SEC Commissioner Peirce Criticizes SEC's Climate Disclosure Proposal
SEC Commissioner Hester M. Peirce warned that, if adopted, the SEC's rulemaking on climate-related risk disclosure would (i) interfere with corporate decision-making in an inflexible way that fails to consider differences between companies, (ii) over-emphasize climate risks and (iii) confuse investors.
In her remarks at the American Enterprise Institute, Ms. Peirce noted that much of the criticism of the SEC's ESG proposal focuses on the significant costs to produce the required data (e.g., see Mark T. Uyeda's comments), greenhouse gas emissions and the impossibility of producing accurate disclosures for certain vague terms. She asserted that there are several additional issues with the SEC's proposed rule, including that it would require issuer's boards to pay undue attention to climate issues — attention disproportionate to an issuer's material risks. Ms.
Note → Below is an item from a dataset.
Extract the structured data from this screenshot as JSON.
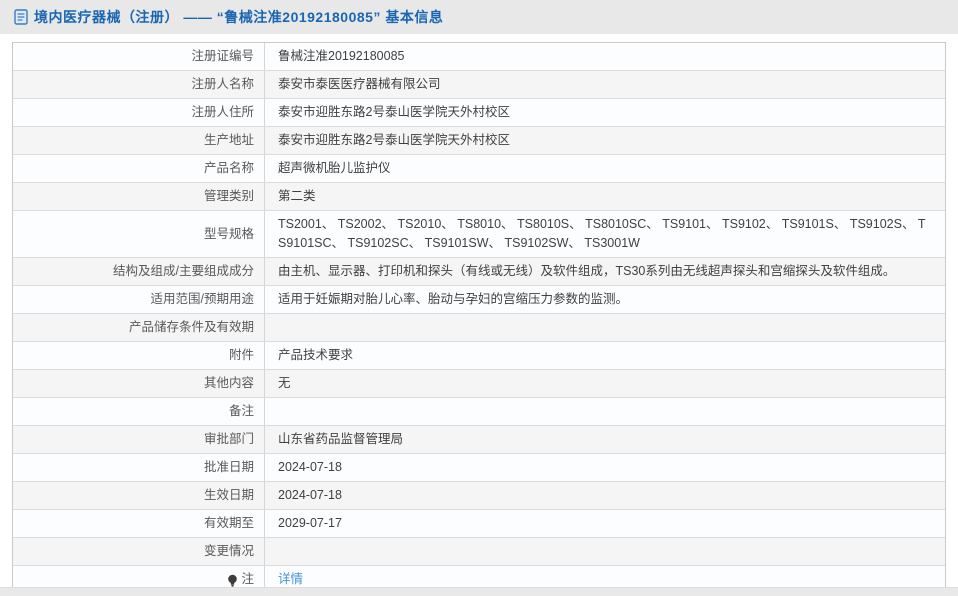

Peirce also argued that many of the disclosures required under the proposal could be immaterial to particular issuers or could create speculation as to certain ambiguous terms, such as risks associated with "extreme" weather.
Ms. Peirce urged the SEC to consider the concerns expressed by market participants during the final rulemaking process.
Commentary
One of the principal arguments in favor of forced climate risk disclosure is that it will result in greater standardization of disclosure by issuers. "Companies, however, are disclosing different [climate-related] information, in different places, and at different times," said Chair Gary Gensler in June 2022 remarks before the Investor Advisory Committee. "This proposal would help investors receive consistent, comparable, and decision-useful information, and would provide issuers with clear and consistent reporting obligations."
Ms. Peirce points out that consistency is unlikely given that each issuer will be required to make its own judgments as to (i) how the climate will change, (ii) what legislative or regulatory changes will be implemented in response to climate change, (iii) how public perception of climate risk will change and (iv) how each of these changes will affect the issuer's supply, the issuer itself, its competitors and its audience. Good luck getting standardized results based on assumptions made by different issuers that are bound to be wildly at odds.